I also saw references to network.http.request.timeout, so I did a Google search. The results include lots of links to people recommending that others include it in about:config in what appears to be a mistaken belief that it actually does something, since the same search turns up this about:config entries article:

Pref removed (unused). Previously: HTTP-specific network timeout. Default value is 120.

The same page includes additional information about network.http.connect.timeout:

Pref removed (unused). Previously: determines how long to wait for a response until registering a timeout. Default value is 30.

Disclaimer: The information on the MozillaZine Knowledge Base may be incorrect, incomplete or out-of-date.

After the last Firefox update we had the same session timeout issue and the following setting helped to resolve it.

We can control it with network.http.response.timeout parameter.

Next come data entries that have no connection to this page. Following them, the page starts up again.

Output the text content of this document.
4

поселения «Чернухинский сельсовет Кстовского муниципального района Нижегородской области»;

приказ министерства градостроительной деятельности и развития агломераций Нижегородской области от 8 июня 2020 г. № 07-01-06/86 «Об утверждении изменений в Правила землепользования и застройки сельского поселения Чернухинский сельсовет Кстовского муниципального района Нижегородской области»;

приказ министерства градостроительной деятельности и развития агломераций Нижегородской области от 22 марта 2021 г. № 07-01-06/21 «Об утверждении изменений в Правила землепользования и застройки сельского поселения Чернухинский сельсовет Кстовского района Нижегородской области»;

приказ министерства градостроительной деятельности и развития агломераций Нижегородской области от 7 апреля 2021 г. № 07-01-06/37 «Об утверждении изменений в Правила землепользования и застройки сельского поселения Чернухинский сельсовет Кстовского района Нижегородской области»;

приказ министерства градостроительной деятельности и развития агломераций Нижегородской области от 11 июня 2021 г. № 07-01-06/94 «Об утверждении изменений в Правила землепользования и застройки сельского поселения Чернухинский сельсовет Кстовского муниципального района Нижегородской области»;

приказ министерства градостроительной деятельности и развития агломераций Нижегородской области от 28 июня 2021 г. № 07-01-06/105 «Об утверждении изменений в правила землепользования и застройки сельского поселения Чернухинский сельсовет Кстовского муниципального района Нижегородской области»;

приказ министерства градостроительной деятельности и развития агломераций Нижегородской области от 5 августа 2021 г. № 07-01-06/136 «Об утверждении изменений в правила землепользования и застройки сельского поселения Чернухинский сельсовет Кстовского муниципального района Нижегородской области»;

  1. Open Firefox and type in ‘about:config’ in the address bar and press Enter.
  2. Click on the "I'll be careful, I promise!" button.
  3. Type ‘timeout’ in the search box and network.http.response.timeout parameter will be displayed.
  4. Double-click on the network.http.response.timeout parameter and enter the time value (it is in seconds) that you don't want your session not to timeout, in the box.

For Google Chrome (Tested on ver. 62)

I was trying to keep a socket connection alive from the google chrome's fetch API to a remote express server and found the request headers have to match Node.JS's native <net.socket> connection settings.

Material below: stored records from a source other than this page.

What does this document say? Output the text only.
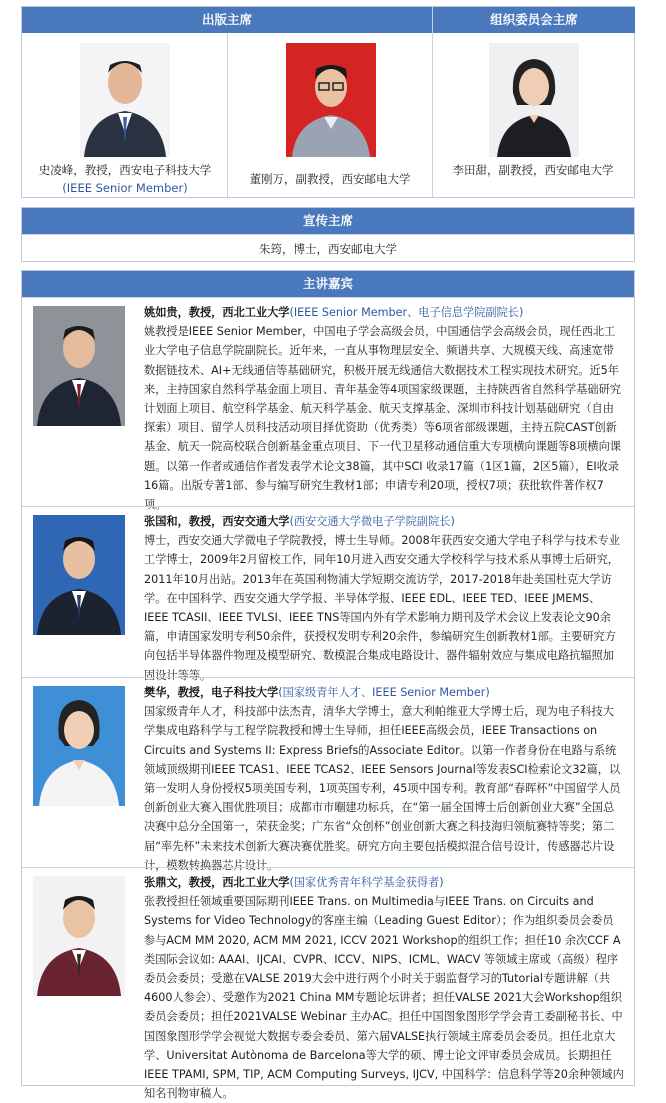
出版主席	组织委员会主席
史凌峰，教授，西安电子科技大学
(IEEE Senior Member)
董刚万，副教授，西安邮电大学
李田甜，副教授，西安邮电大学
宣传主席
朱筠，博士，西安邮电大学
主讲嘉宾
姚如贵，教授，西北工业大学(IEEE Senior Member、电子信息学院副院长)
姚教授是IEEE Senior Member，中国电子学会高级会员，中国通信学会高级会员，现任西北工业大学电子信息学院副院长。近年来，一直从事物理层安全、频谱共享、大规模天线、高速宽带数据链技术、AI+无线通信等基础研究，积极开展无线通信大数据技术工程实现技术研究。近5年来，主持国家自然科学基金面上项目、青年基金等4项国家级课题，主持陕西省自然科学基础研究计划面上项目、航空科学基金、航天科学基金、航天支撑基金、深圳市科技计划基础研究（自由探索）项目、留学人员科技活动项目择优资助（优秀类）等6项省部级课题，主持五院CAST创新基金、航天一院高校联合创新基金重点项目、下一代卫星移动通信重大专项横向课题等8项横向课题。以第一作者或通信作者发表学术论文38篇，其中SCI 收录17篇（1区1篇，2区5篇），EI收录16篇。出版专著1部、参与编写研究生教材1部；申请专利20项，授权7项；获批软件著作权7项。
张国和，教授，西安交通大学(西安交通大学微电子学院副院长)
博士，西安交通大学微电子学院教授，博士生导师。2008年获西安交通大学电子科学与技术专业工学博士，2009年2月留校工作，同年10月进入西安交通大学校科学与技术系从事博士后研究，2011年10月出站。2013年在英国利物浦大学短期交流访学，2017-2018年赴美国杜克大学访学。在中国科学、西安交通大学学报、半导体学报、IEEE EDL、IEEE TED、IEEE JMEMS、IEEE TCASII、IEEE TVLSI、IEEE TNS等国内外有学术影响力期刊及学术会议上发表论文90余篇，申请国家发明专利50余件，获授权发明专利20余件，参编研究生创新教材1部。主要研究方向包括半导体器件物理及模型研究、数模混合集成电路设计、器件辐射效应与集成电路抗辐照加固设计等等。
樊华，教授，电子科技大学(国家级青年人才、IEEE Senior Member)
国家级青年人才，科技部中法杰青，清华大学博士，意大利帕维亚大学博士后，现为电子科技大学集成电路科学与工程学院教授和博士生导师，担任IEEE高级会员，IEEE Transactions on Circuits and Systems II: Express Briefs的Associate Editor。以第一作者身份在电路与系统领域顶级期刊IEEE TCAS1、IEEE TCAS2、IEEE Sensors Journal等发表SCI检索论文32篇，以第一发明人身份授权5项美国专利，1项英国专利，45项中国专利。教育部“春晖杯”中国留学人员创新创业大赛入围优胜项目；成都市市嗰建功标兵，在“第一届全国博士后创新创业大赛”全国总决赛中总分全国第一，荣获金奖；广东省“众创杯”创业创新大赛之科技海归领航赛特等奖；第二届“率先杯”未来技术创新大赛决赛优胜奖。研究方向主要包括模拟混合信号设计，传感器芯片设计，模数转换器芯片设计。
张鼎文，教授，西北工业大学(国家优秀青年科学基金获得者)
张教授担任领域重要国际期刊IEEE Trans. on Multimedia与IEEE Trans. on Circuits and Systems for Video Technology的客座主编（Leading Guest Editor）；作为组织委员会委员参与ACM MM 2020, ACM MM 2021, ICCV 2021 Workshop的组织工作；担任10 余次CCF A 类国际会议如: AAAI、IJCAI、CVPR、ICCV、NIPS、ICML、WACV 等领域主席或（高级）程序委员会委员；受邀在VALSE 2019大会中进行两个小时关于弱监督学习的Tutorial专题讲解（共4600人参会）、受邀作为2021 China MM专题论坛讲者；担任VALSE 2021大会Workshop组织委员会委员；担任2021VALSE Webinar 主办AC。担任中国图象图形学学会青工委副秘书长、中国图象图形学学会视觉大数据专委会委员、第六届VALSE执行领域主席委员会委员。担任北京大学、Universitat Autònoma de Barcelona等大学的硕、博士论文评审委员会成员。长期担任IEEE TPAMI, SPM, TIP, ACM Computing Surveys, IJCV, 中国科学：信息科学等20余种领域内知名刊物审稿人。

I set the headers object on my client-side script with the following options:

/* ----- */
head = new headers();
head.append("Connnection", "keep-alive")
head.append("Keep-Alive", `timeout=${1*60*5}`) //in seconds, not milliseconds
/* apply more definitions to the header */
fetch(url, {
method: 'OPTIONS',
credentials: "include",
body: JSON.stringify(data),
cors: 'cors',
headers: head, //could be object literal too
cache: 'default'
})
.then(response=>{
....
}).catch(err=>{...});

And on my express server I setup my router as follows:

 router.head('absolute or regex', (request, response, next)=>{
req.setTimeout(1000*60*5, ()=>{
console.info("socket timed out");
});
console.info("Proceeding down the middleware chain link...\n\n");
next();
});


/*Keep the socket alive by enabling it on the server, with an optional
delay on the last packet sent
*/
server.on('connection', (socket)=>socket.setKeepAlive(true, 10))

WARNING

Please use common sense and make sure the users you're keeping the socket connection open to is validated and serialized. It works for Firefox as well, but it's really vulnerable if you keep the TCP connection open for longer than 5 minutes.

I'm not sure how some of the lesser known browsers operate, but I'll append to this answer with the Microsoft browser details as well.